Виктор, видимо, в итоге согласился; во всяком случае, рожу попроще сделал. (В Гуле, за пару секунд до того совсем никакой, зародилось и рвалось в рост семя обиды на Зою, так не вовремя вмешавшуюся.) «Я рисую вас, мон анфан», сказал художник миролюбиво, и она забыла про обиду. Почти забыла – но он добавил без паузы: «Люблю, когда у людей хороший аппетит», и обида вспыхнула с новой силой. Уже на Виктора. Какая гадость. С его-то тактом, с его манерами и воспитанием – разве не мог он сказать «люблю хорошеньких женщин» или, на худой конец, «люблю хороших людей» вместо того чтоб признаваться, что его моделью Гуля сподобилась стать лишь в силу его пристрастия к обжорам. Гуля отвела глаза: ей не хочется дать хозяевам заметить, как изменилось ее настроение, а главное – понять причину такой перемены.

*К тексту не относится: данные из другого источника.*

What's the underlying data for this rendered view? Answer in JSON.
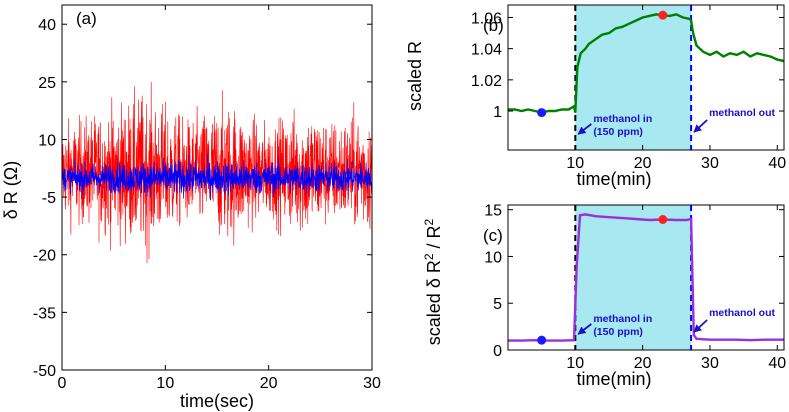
{
  "chart_data": [
    {
      "panel": "(a)",
      "type": "line",
      "xlabel": "time(sec)",
      "ylabel": "δ R (Ω)",
      "xlim": [
        0,
        30
      ],
      "ylim": [
        -50,
        45
      ],
      "xticks": [
        0,
        10,
        20,
        30
      ],
      "yticks": [
        -50,
        -35,
        -20,
        -5,
        10,
        25,
        40
      ],
      "series": [
        {
          "name": "red trace",
          "color": "#ff0000",
          "mean": 1.5,
          "amplitude_envelope": [
            [
              0,
              22
            ],
            [
              3,
              26
            ],
            [
              6,
              32
            ],
            [
              8,
              36
            ],
            [
              10,
              30
            ],
            [
              12,
              24
            ],
            [
              14,
              28
            ],
            [
              16,
              33
            ],
            [
              18,
              26
            ],
            [
              20,
              22
            ],
            [
              22,
              27
            ],
            [
              24,
              30
            ],
            [
              26,
              24
            ],
            [
              28,
              26
            ],
            [
              30,
              28
            ]
          ]
        },
        {
          "name": "blue trace",
          "color": "#0000ff",
          "mean": 0,
          "amplitude_envelope": [
            [
              0,
              6
            ],
            [
              5,
              7
            ],
            [
              10,
              8
            ],
            [
              15,
              8
            ],
            [
              20,
              7.5
            ],
            [
              25,
              7
            ],
            [
              30,
              7
            ]
          ]
        }
      ]
    },
    {
      "panel": "(b)",
      "type": "line",
      "xlabel": "time(min)",
      "ylabel": "scaled R",
      "xlim": [
        0,
        41
      ],
      "ylim": [
        0.975,
        1.068
      ],
      "xticks": [
        10,
        20,
        30,
        40
      ],
      "yticks": [
        1,
        1.02,
        1.04,
        1.06
      ],
      "shaded_region": [
        10,
        27.2
      ],
      "vlines": [
        {
          "x": 10,
          "color": "#000000"
        },
        {
          "x": 27.2,
          "color": "#0000ff"
        }
      ],
      "series": [
        {
          "name": "scaled R",
          "color": "#008000",
          "x": [
            0,
            1,
            2,
            3,
            4,
            5,
            6,
            7,
            8,
            9,
            9.8,
            10,
            10.3,
            10.8,
            11.5,
            12,
            13,
            14,
            15,
            16,
            17,
            18,
            19,
            20,
            21,
            22,
            23,
            24,
            25,
            26,
            27,
            27.2,
            27.5,
            28,
            29,
            30,
            31,
            32,
            33,
            34,
            35,
            36,
            37,
            38,
            39,
            40,
            41
          ],
          "y": [
            1.001,
            1.001,
            1.0,
            1.001,
            1.0,
            0.999,
            1.0,
            1.0,
            1.001,
            1.001,
            1.003,
            0.999,
            1.028,
            1.037,
            1.04,
            1.043,
            1.046,
            1.049,
            1.05,
            1.053,
            1.054,
            1.056,
            1.058,
            1.06,
            1.061,
            1.062,
            1.0615,
            1.061,
            1.062,
            1.06,
            1.059,
            1.058,
            1.05,
            1.042,
            1.038,
            1.036,
            1.038,
            1.035,
            1.037,
            1.036,
            1.038,
            1.035,
            1.037,
            1.036,
            1.035,
            1.033,
            1.032
          ]
        }
      ],
      "markers": [
        {
          "x": 5,
          "y": 0.999,
          "color": "#1a1aff"
        },
        {
          "x": 23,
          "y": 1.0615,
          "color": "#ff2020"
        }
      ],
      "annotations": [
        {
          "text_lines": [
            "methanol in",
            "(150 ppm)"
          ],
          "arrow_to": 10
        },
        {
          "text_lines": [
            "methanol out"
          ],
          "arrow_to": 27.2
        }
      ]
    },
    {
      "panel": "(c)",
      "type": "line",
      "xlabel": "time(min)",
      "ylabel_main": "scaled δ R",
      "ylabel_exp": "2",
      "ylabel_sep": " / R",
      "ylabel_exp2": "2",
      "xlim": [
        0,
        41
      ],
      "ylim": [
        0,
        15.5
      ],
      "xticks": [
        10,
        20,
        30,
        40
      ],
      "yticks": [
        0,
        5,
        10,
        15
      ],
      "shaded_region": [
        10,
        27.2
      ],
      "vlines": [
        {
          "x": 10,
          "color": "#000000"
        },
        {
          "x": 27.2,
          "color": "#0000ff"
        }
      ],
      "series": [
        {
          "name": "scaled noise",
          "color": "#9b30d9",
          "x": [
            0,
            2,
            4,
            6,
            8,
            9.8,
            10.2,
            10.7,
            11.5,
            13,
            15,
            17,
            19,
            21,
            23,
            25,
            26.5,
            27.2,
            27.6,
            28,
            30,
            32,
            34,
            36,
            38,
            41
          ],
          "y": [
            1.0,
            1.0,
            1.05,
            1.0,
            1.0,
            1.05,
            9.0,
            14.4,
            14.5,
            14.3,
            14.2,
            14.1,
            14.0,
            13.9,
            13.95,
            13.9,
            13.9,
            14.0,
            1.6,
            1.2,
            1.1,
            1.1,
            1.1,
            1.05,
            1.1,
            1.1
          ]
        }
      ],
      "markers": [
        {
          "x": 5,
          "y": 1.05,
          "color": "#1a1aff"
        },
        {
          "x": 23,
          "y": 13.95,
          "color": "#ff2020"
        }
      ],
      "annotations": [
        {
          "text_lines": [
            "methanol in",
            "(150 ppm)"
          ],
          "arrow_to": 10
        },
        {
          "text_lines": [
            "methanol out"
          ],
          "arrow_to": 27.2
        }
      ]
    }
  ]
}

Виктор еще внимательней на нее посмотрел. «Предупреждая вашу просьбу, – сказал он, – сразу отвечу: нет, пока не покажу. Может, чуть позже – сейчас это даже не набросок, а набросок наброска.» Гуля поморщилась. Ну и самоуверенный же типус; какой там такт, какие манеры – разве она собиралась о чем-то его просить? (она-то собиралась, но он об этом – откуда мог знать?) «Посидим, отдохнем, – говорил в это время Виктор, – сейчас уже и чай пить будем, или вы предпочитаете кофе?» «Кофе», кивнула Гуля. Обычно она пила чай, но бросить небрежно «кофе» показалось ей более соответствующим ситуации. «Хорошо, мы будем чай, а вас я угощу отличным кофе.» – «Тогда мне тоже чай», исправилась Гуля: если уж эти аристократы не гнушаются чая, ей тем более ни к чему изменять своим привычкам.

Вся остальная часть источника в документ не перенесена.